Dust Bowl

Dust in front of Strong Hall

Twilight at 2

 

Wednesday, March 20, 1935



Dust from the southern plains blew into Lawrence on this date, blocking the sun and severely reducing visibility. Contemporary photographs show that old Fraser Hall was virtually invisible from the front of Bailey Hall, hardly a block away. The dust was coming primarily from the newly plowed fields of the southern high plains, which included southwest Kansas, southeast Colorado, northeast New Mexico and the Oklahoma and Texas panhandles. KU Geology professor C.J. Posey reported that he had not seen anything like in his 15 years on Mount Oread.

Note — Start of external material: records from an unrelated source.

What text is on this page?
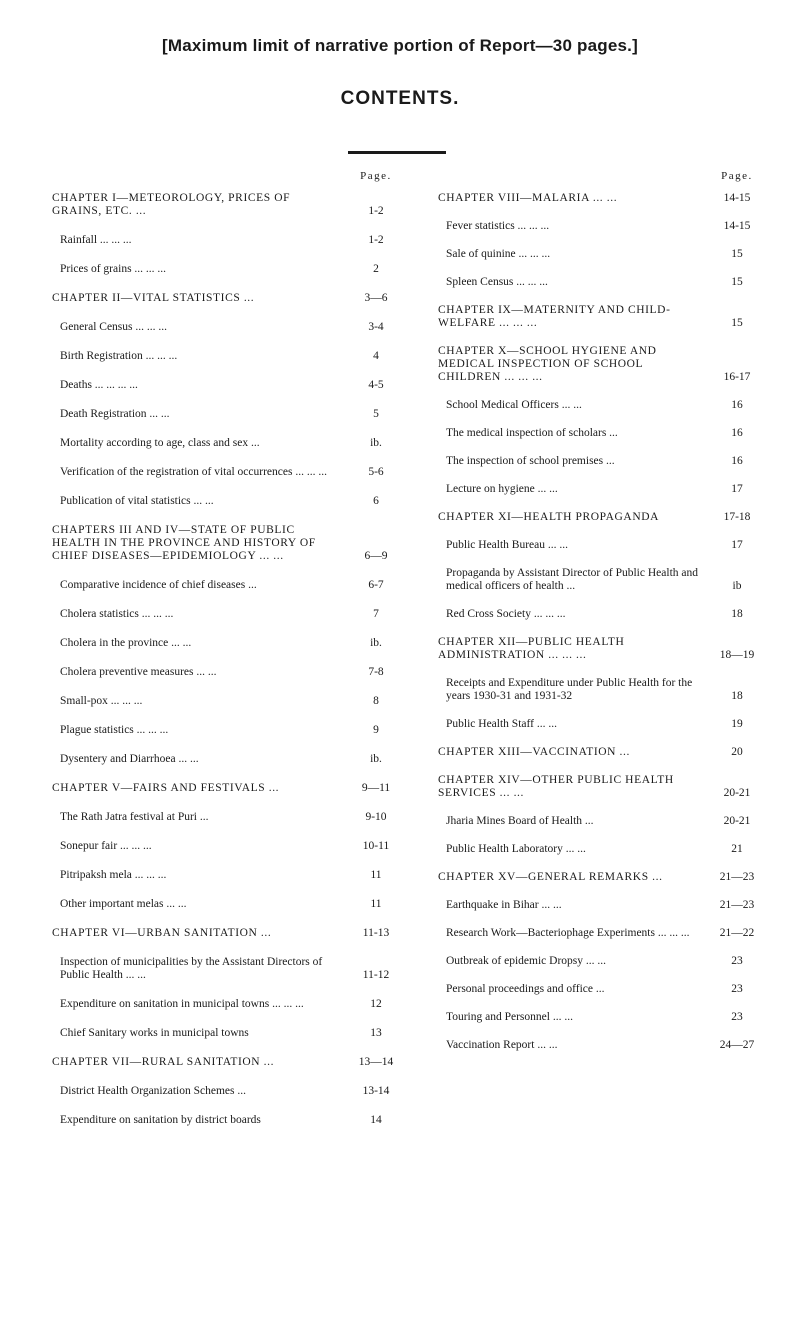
[Maximum limit of narrative portion of Report—30 pages.]
CONTENTS.
Page.
CHAPTER I—METEOROLOGY, PRICES OF GRAINS, ETC. ...	1-2
Rainfall ... ... ...	1-2
Prices of grains ... ... ...	2
CHAPTER II—VITAL STATISTICS ...	3—6
General Census ... ... ...	3-4
Birth Registration ... ... ...	4
Deaths ... ... ... ...	4-5
Death Registration ... ...	5
Mortality according to age, class and sex ...	ib.
Verification of the registration of vital occurrences ... ... ...	5-6
Publication of vital statistics ... ...	6
CHAPTERS III AND IV—STATE OF PUBLIC HEALTH IN THE PROVINCE AND HISTORY OF CHIEF DISEASES—EPIDEMIOLOGY ... ...	6—9
Comparative incidence of chief diseases ...	6-7
Cholera statistics ... ... ...	7
Cholera in the province ... ...	ib.
Cholera preventive measures ... ...	7-8
Small-pox ... ... ...	8
Plague statistics ... ... ...	9
Dysentery and Diarrhoea ... ...	ib.
CHAPTER V—FAIRS AND FESTIVALS ...	9—11
The Rath Jatra festival at Puri ...	9-10
Sonepur fair ... ... ...	10-11
Pitripaksh mela ... ... ...	11
Other important melas ... ...	11
CHAPTER VI—URBAN SANITATION ...	11-13
Inspection of municipalities by the Assistant Directors of Public Health ... ...	11-12
Expenditure on sanitation in municipal towns ... ... ...	12
Chief Sanitary works in municipal towns	13
CHAPTER VII—RURAL SANITATION ...	13—14
District Health Organization Schemes ...	13-14
Expenditure on sanitation by district boards	14
Page.
CHAPTER VIII—MALARIA ... ...	14-15
Fever statistics ... ... ...	14-15
Sale of quinine ... ... ...	15
Spleen Census ... ... ...	15
CHAPTER IX—MATERNITY AND CHILD-WELFARE ... ... ...	15
CHAPTER X—SCHOOL HYGIENE AND MEDICAL INSPECTION OF SCHOOL CHILDREN ... ... ...	16-17
School Medical Officers ... ...	16
The medical inspection of scholars ...	16
The inspection of school premises ...	16
Lecture on hygiene ... ...	17
CHAPTER XI—HEALTH PROPAGANDA	17-18
Public Health Bureau ... ...	17
Propaganda by Assistant Director of Public Health and medical officers of health ...	ib
Red Cross Society ... ... ...	18
CHAPTER XII—PUBLIC HEALTH ADMINISTRATION ... ... ...	18—19
Receipts and Expenditure under Public Health for the years 1930-31 and 1931-32	18
Public Health Staff ... ...	19
CHAPTER XIII—VACCINATION ...	20
CHAPTER XIV—OTHER PUBLIC HEALTH SERVICES ... ...	20-21
Jharia Mines Board of Health ...	20-21
Public Health Laboratory ... ...	21
CHAPTER XV—GENERAL REMARKS ...	21—23
Earthquake in Bihar ... ...	21—23
Research Work—Bacteriophage Experiments ... ... ...	21—22
Outbreak of epidemic Dropsy ... ...	23
Personal proceedings and office ...	23
Touring and Personnel ... ...	23
Vaccination Report ... ...	24—27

He did not have to wait that long for a repeat performance. The next year another dust storm hit KU on March 24. Farmers near Dodge City watched dust form their fields that had been “treated” by furrowing (creating ridges of earth between the rows of crops), blow away at the same rate as untreated fields. TWA pilot O.W. Coyle reported that on his flight from Amarillo to Wichita the dust cloud concealed the earth’s surface from Tucumcari, New Mexico to Kiowa, Kansas. “From above, the dust looks like an extremely turbulent cloud formation . . . [with] domes here and there and thicker parts have a dark reddish brown hue.”



The Dust Bowl of the 1930s has been called one of the most tragic environmental calamities in American history. And under the interpretation of Dr. Donald Worster, KU alum and professor of history, it has also altered the study of American history and helped to create the sub field of environmental history. According to Worster’s groundbreaking book, Dust Bowl: The Southern Plains in the 1930s, the fundamental cause of these great dust storms was the encounter between the expansionary energy of the United States and a “volatile, marginal land, destroying the ecological balance that had evolved there.” To Worster, the responsible party was capitalism, which he contended, “has been the decisive factor in this nation’s use of nature.” During the summer of 2001, Worster amplified these remarks, noting, “The Dust Bowl was a dramatic episode in the history of the United States, raising questions of whether agriculture on the high plains was sustainable on the common market.” On March 20, 1935, agricultural sustainability was blowing away on the prairie winds whipping across the KU campus.



Homesteaders first came to the Great Plains in large numbers after the Civil War. After about 1890, farmers discovered that the variety of winter wheat known as Turkey Red fared quite well on the plains – much better than corn or other moisture-loving crops. Brought from the Volga River Valley in Russia by German Mennonite and Catholic farmers, Turkey Red wheat came to dominate the fields of Kansas farmers, especially western Kansas. In 1909, Congress passed the Enlarged Homestead Act, granting farmers 320 acres of land (as opposed to the previous grants of 160 acres), if they “improved” the land for five consecutive years.



As farmers rushed to take advantage of the last remaining agricultural lands in the country, mostly on the semi-arid high plains, they also plowed the native grasses. This left bare soil exposed to the omnipresent winds from roughly September to May. Individuals such as Hardy Campbell encouraged dryland farming (farming using no irrigation) in the region, even though his “dust mulch” method required some sort of rainfall to create a crust on the soil and hold it in place. From 1910 to 1930, spurred by the rising commodity prices of World War I and increasingly efficient machinery, farmers plowed up millions of acres, many of them using Campbell’s “dust mulch” method of farming. When the fickle rains of the region became increasingly rare, there was nothing to hold the soil in place; the stage was set for the Dust Bowl of the 1930s. “Other societies have committed environmental blunders as well,” Worster pointed out, “but they usually didn’t have the resources to make a mistake as big as the Dust Bowl.”



“Like American agriculturists elsewhere,” he concluded, the plains farmer “increasingly came to view farming and ranching as businesses, the objects of which were not simply to make a living, but to make money. The notion that nature puts restraints on what man can do in those businesses was as abhorrent to him as were social controls.” As abhorrent as the notion might be, the possibility that nature could limit the activities of the capitalist enterprise called the United States of America was perhaps the only clear thing in the Kansas skies during the 1930s.



Douglas Harvey

Department of History

University of Kansas

 

[Source Notes: University Daily Kansan, 21 March, 22 March 1935; UDK, 24 March 1936. Lawrence Journal-World, 20 March, 1935. See also Robert Taft, The Years on Mount Oread, (Lawrence: University Press of Kansas, 1955), 147; and Donald Worster, Dust Bowl: The Southern Plains in the 1930s, (New York: Oxford University Press, 1979). For an alternative view of the Dust Bowl period, see Pamela Riney-Kehrberg, Rooted in Dust: Surviving Drought and Depression in Southwestern Kansas, (Lawrence: University Press of Kansas, 1994.]

Dust in front of Strong Hall
On March 20, 1935, dust from the southern plains blew into Lawrence, blocking the sun and severely reducing visibility. This photograph of Strong Hall was taken at mid-afternoon of that day.